There are a couple of ideas that I want to pull out of this section of A Course in Miracles and explore a bit. Maybe three. Basically, this is yet another perspective or angle on the idea that our thoughts are powerful and that we cannot achieve real peace without coming to terms with that fact. It also continues its theme of revising – or reimagining perhaps – traditional Christian imagery and themes, sometimes to a visceral degree.
It is a mistake to believe that a thought system based on lies is weak. Nothing made by a child of God is without power. It is essential to realize this, because otherwise you will be unable to escape from the prison you have made (T-3.VII.1:6-8).
We have seen this idea before. In Fear and Conflict, Jesus talks about the fact that we can denigrate the mind’s power in an attempt to minimize its effects, but that is not an ideal or permanent solution because seeing the mind as weak compromises our respect for its powers (T-2.VI.9:12). In these early sections, Jesus is very clear – to the point of being redundant at times – that we really need to come to terms with how powerful our minds – and hence the we we really are – are. Faith and belief can move mountains (T-2.VI.9:8)!
That we choose not to so use our minds leads directly to one of the more challenging – at least for me – portions of the entire text. Jesus begins talking about the devil. In the FIP version (also the Hugh Lyn Casey version), this word is placed in quotes. But in the urtext it was not. The quotes, I think, are meant to soften what is actually a very powerful word. The psychologist James Hillman (I am paraphrasing – I think it is from Inter Views) once said that the most fascinating thing about Christianity to his (brilliant and religious (if not Christian)) mind was that the devil was still conceived of as being a real presence, a real being.
In A Course in Miracles, at least, the devil is defined quite literally as the “belief in separation” (T-3.VII.5:1). And earlier, the text’s author makes clear just what we will do for that belief:
The devil deceives by lies, and builds kingdoms in which everything is in direct opposition to God. Yet he attracts men rather than repels them, and they are willing to “sell” him their souls in return for gifts of no real worth. This makes absolutely no sense (T-3.VII.2:6-8).
In the process of turning the devil from a fallen angel to a mistaken belief in what we and God are, the Course also turns its attention back to the Garden of Eden, or the pre-separation condition. Any interpretation of the apple consumed from the tree of knowledge that depicts God as vengeful or tricking his creations is flat-out wrong. What happened (in this new interpretation) was that men and women first entertained and then fell for the idea that separation from God was possible and as a result took up on themselves the responsibility for their creation (i.e., the authority problem).
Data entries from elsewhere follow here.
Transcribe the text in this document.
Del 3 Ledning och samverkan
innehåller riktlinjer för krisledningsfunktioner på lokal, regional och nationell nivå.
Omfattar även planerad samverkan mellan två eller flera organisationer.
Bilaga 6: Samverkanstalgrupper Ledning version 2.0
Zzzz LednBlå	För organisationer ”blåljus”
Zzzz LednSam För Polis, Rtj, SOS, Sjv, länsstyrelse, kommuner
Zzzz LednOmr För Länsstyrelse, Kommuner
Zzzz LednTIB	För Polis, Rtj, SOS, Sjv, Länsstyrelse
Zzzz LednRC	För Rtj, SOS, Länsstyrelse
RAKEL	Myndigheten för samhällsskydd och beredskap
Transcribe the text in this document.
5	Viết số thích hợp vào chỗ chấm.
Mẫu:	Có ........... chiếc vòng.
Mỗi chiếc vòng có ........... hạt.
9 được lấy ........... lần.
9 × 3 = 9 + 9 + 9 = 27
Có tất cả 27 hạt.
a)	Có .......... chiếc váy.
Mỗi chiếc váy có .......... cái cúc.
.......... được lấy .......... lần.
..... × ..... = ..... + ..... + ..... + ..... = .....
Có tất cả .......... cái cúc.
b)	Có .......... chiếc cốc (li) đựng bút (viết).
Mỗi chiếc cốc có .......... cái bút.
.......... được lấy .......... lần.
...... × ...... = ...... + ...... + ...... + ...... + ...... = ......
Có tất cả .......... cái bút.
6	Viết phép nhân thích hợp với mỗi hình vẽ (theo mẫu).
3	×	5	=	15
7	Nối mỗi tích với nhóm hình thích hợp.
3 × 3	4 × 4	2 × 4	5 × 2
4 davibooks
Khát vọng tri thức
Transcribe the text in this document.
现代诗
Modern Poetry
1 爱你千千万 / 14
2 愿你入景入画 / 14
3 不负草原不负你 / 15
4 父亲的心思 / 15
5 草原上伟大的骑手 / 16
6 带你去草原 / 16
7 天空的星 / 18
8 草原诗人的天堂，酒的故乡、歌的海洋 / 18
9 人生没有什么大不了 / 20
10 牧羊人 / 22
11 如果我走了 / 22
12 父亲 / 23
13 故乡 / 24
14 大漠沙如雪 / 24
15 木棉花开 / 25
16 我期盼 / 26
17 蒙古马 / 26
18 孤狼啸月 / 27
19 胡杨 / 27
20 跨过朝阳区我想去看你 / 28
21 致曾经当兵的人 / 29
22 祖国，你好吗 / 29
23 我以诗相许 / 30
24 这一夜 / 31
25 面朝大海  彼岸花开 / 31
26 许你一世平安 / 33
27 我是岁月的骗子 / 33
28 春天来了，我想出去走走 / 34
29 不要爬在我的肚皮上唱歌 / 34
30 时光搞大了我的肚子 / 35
The result is that we make images of ourselves – and each other and the world. But we are not the images we make. We are what God created. And while we can believe for a long long time that we are self-creators, sooner or later we’re going to come to terms with the fact that the only thing to do with snakes (devils, bad ideas) is laugh at them. Laughter is surprisingly healthy, a spiritual balm of unparalleled quality.
The separation “is a system of thought real enough in time . . . ” (T-3.VII.3:2). This is an important point and cannot be overstated. In a metaphysical way, the separation never happened. But because we believe otherwise, it did happen. In other words, our belief in it makes it real. What is unreal about it is the ease with which it can be undone – and that happens naturally as we accept the power of our minds and bring them back into alignment with God.
I often say to people that it is a mistake to underestimate viciousness of the ego. Remember that it is fighting for its life – literally. Look again at how this section describes the nature of the separation: “It is powerful, active,destructive and clearly in opposition to God . . ” (T-3.VII.5:2). Just because the end is sure doesn’t mean the stakes aren’t high. I say often that Jesus vacillates between being a coach cheering us on and a coach who is trying to scare the hell out of us (pun intended). This is one of those pep talks that is designed to motivate us to work. We have to end the separation and we have to be vigilant in doing so. If you are committed to waking up, if you are are committed to being a miracle worker, if this is your spiritual path then you have work to do and it’s not going to be easy.
Your Self is still in peace, even though your mind is in conflict. You have not yet gone back far enough, and that is why you become so fearful. As you approach the Beginning, you feel the fear of the destruction of your thought system upon you as if it were the fear of death. There is not death, but there is a belief in death (T-3.VII.5:8-11).
We have not yet gone back far enough . . . Those words can temporarily fill us with dismay. I know they do that to me. I want to stop Jesus and say, “seriously? There’s more work? More undoing?”
And yet once having set foot on the path – once having offered that fundamental unequivocal yes – there is really nothing else to do but keep on keeping on (as Bob Dylan once said). The Kingdom of Heaven was created for us – and it awaits our decision to wake up.